Transnational Perspectives on the Conquest and Colonization of Latin America by Jenny Mander David Midgley Christine Beaule

Transnational Perspectives on the Conquest and Colonization of Latin America by Jenny Mander David Midgley Christine Beaule

Author:Jenny Mander, David Midgley, Christine Beaule [Jenny Mander, David Midgley, Christine Beaule]
Language: eng
Format: epub
ISBN: 9781032240312
Google: D9G2zgEACAAJ
Publisher: Taylor & Francis Limited
Published: 2021-12-13T17:08:23+00:00


12 The Poetics of Emulation in a Latin American Context

Towards a New Theoretical Framework

João Cezar de Castro Rocha

TRANSLATED BY FLORA THOMSON-DEVEAUX

In my latest book, Shakespearean Cultures (2019), I proposed a way of understanding the cultures of Latin America that recognizes the senses in which the collective self-perception of those cultures originates in the gaze of an (European) Other, but without leaving them looking inherently uncreative. A distinguishing feature of those cultures, as of the characterization of many figures in Shakespeare’s plays, I argue, is the ability to elude the apparent dichotomy between imitation (imitatio) and creation (creatio) by means of a third principle familiar from traditions of aesthetic theory: emulation (aemulatio). The principle I see at work in Latin American cultures, and which I first explored in an earlier book, Machado de Assis: Towards a Poetics of Emulation (de Castro Rocha 2015), should be understood as quite different from the Romantic ideal of an originality unscathed by the influence of tradition; rather it is based on the notion of craftsmanship and technical mastery.
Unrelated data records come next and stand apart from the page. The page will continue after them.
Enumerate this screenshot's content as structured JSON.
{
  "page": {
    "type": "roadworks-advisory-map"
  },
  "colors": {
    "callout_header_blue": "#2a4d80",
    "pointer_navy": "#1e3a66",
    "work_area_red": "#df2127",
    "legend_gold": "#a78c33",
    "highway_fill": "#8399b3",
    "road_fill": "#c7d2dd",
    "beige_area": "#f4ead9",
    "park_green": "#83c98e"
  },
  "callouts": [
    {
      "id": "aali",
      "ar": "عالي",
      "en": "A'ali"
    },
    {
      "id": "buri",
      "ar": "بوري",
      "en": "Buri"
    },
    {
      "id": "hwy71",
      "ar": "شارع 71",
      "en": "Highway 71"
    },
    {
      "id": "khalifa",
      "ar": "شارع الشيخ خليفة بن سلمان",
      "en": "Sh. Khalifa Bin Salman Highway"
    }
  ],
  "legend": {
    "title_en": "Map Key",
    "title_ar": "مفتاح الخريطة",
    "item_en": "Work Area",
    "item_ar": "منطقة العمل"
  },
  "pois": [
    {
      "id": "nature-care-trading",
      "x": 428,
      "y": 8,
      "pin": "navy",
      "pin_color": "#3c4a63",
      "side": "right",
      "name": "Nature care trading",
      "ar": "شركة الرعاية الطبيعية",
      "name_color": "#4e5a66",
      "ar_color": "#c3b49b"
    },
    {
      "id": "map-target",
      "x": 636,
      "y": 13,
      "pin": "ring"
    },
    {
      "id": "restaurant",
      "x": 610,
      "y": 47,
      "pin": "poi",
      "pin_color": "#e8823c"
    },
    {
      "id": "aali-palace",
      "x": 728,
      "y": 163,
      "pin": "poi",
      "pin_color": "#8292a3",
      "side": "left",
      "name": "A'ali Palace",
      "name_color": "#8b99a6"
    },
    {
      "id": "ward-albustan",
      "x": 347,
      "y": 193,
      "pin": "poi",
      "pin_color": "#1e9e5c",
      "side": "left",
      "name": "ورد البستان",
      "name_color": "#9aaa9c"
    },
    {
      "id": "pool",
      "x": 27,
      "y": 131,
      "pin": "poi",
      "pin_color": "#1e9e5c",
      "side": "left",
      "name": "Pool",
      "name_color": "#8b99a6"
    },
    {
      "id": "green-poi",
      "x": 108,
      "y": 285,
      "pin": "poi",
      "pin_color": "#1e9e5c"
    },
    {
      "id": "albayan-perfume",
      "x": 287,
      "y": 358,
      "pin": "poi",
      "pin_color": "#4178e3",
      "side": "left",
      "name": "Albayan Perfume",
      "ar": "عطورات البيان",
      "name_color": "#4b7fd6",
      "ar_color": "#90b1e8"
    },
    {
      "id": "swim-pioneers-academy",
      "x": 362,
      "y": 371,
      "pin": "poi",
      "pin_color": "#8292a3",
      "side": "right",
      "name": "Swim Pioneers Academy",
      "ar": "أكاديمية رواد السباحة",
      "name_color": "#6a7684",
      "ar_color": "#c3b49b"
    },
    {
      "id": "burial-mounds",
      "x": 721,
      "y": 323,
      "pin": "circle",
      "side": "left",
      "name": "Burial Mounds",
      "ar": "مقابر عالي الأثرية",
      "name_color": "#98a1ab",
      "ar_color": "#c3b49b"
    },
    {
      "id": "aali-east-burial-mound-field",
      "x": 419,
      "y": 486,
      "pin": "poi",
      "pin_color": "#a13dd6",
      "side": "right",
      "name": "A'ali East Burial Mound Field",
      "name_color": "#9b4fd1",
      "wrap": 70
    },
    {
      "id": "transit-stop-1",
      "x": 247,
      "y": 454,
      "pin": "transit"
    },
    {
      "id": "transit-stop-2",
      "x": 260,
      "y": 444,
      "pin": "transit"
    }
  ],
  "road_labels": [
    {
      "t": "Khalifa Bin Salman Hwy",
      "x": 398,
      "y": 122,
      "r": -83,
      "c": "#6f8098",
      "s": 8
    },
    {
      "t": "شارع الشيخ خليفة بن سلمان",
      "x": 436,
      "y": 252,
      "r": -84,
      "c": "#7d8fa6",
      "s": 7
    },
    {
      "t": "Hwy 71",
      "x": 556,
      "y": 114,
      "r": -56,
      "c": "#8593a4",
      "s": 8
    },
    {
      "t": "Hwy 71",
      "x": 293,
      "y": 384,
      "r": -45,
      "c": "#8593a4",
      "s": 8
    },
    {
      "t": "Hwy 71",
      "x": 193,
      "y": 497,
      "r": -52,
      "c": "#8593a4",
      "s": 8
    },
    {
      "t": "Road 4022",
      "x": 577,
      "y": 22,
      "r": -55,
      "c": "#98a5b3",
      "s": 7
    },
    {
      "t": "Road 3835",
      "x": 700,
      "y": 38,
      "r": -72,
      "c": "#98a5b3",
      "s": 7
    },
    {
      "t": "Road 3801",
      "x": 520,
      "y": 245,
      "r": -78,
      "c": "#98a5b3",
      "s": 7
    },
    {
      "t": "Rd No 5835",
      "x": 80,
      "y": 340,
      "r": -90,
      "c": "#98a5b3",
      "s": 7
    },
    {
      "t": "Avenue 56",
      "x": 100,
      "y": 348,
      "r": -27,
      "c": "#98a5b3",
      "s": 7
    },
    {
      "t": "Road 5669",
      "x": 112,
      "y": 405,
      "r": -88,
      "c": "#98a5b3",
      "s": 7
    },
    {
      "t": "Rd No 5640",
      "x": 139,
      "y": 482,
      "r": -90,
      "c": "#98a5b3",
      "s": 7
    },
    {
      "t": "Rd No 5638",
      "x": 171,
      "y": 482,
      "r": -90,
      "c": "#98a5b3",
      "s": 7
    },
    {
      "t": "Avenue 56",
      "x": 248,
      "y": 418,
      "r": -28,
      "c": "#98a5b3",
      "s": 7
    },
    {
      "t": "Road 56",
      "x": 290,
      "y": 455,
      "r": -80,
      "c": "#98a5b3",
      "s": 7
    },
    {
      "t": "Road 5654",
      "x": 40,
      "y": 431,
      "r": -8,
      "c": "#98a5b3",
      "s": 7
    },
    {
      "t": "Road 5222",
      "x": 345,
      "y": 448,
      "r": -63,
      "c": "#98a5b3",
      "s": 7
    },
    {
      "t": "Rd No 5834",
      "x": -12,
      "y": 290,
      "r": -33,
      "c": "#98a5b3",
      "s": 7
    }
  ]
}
In this chapter, parts of which are based on passages from Shakespearean Cultures, I firstly explain the theoretical basis for this way of looking at Latin American cultures, indicating the range of strategies these cultures have developed in non-hegemonic contexts, taking my lead from Arcadio Díaz-Quiñones (2016:10) on the need for careful analysis of the historical connections between ‘worlds marked by European empires, slavery, complex border experiences, and successive migrations.’ I also discuss the nature of the relation between ‘original’ and ‘copy’ with reference to Walter Benjamin’s essay on ‘The Work of Art in the Age of Mechanical Reproduction,’ and I illustrate the implications of the principle of emulation with regard to a selection of novohispanic religious paintings.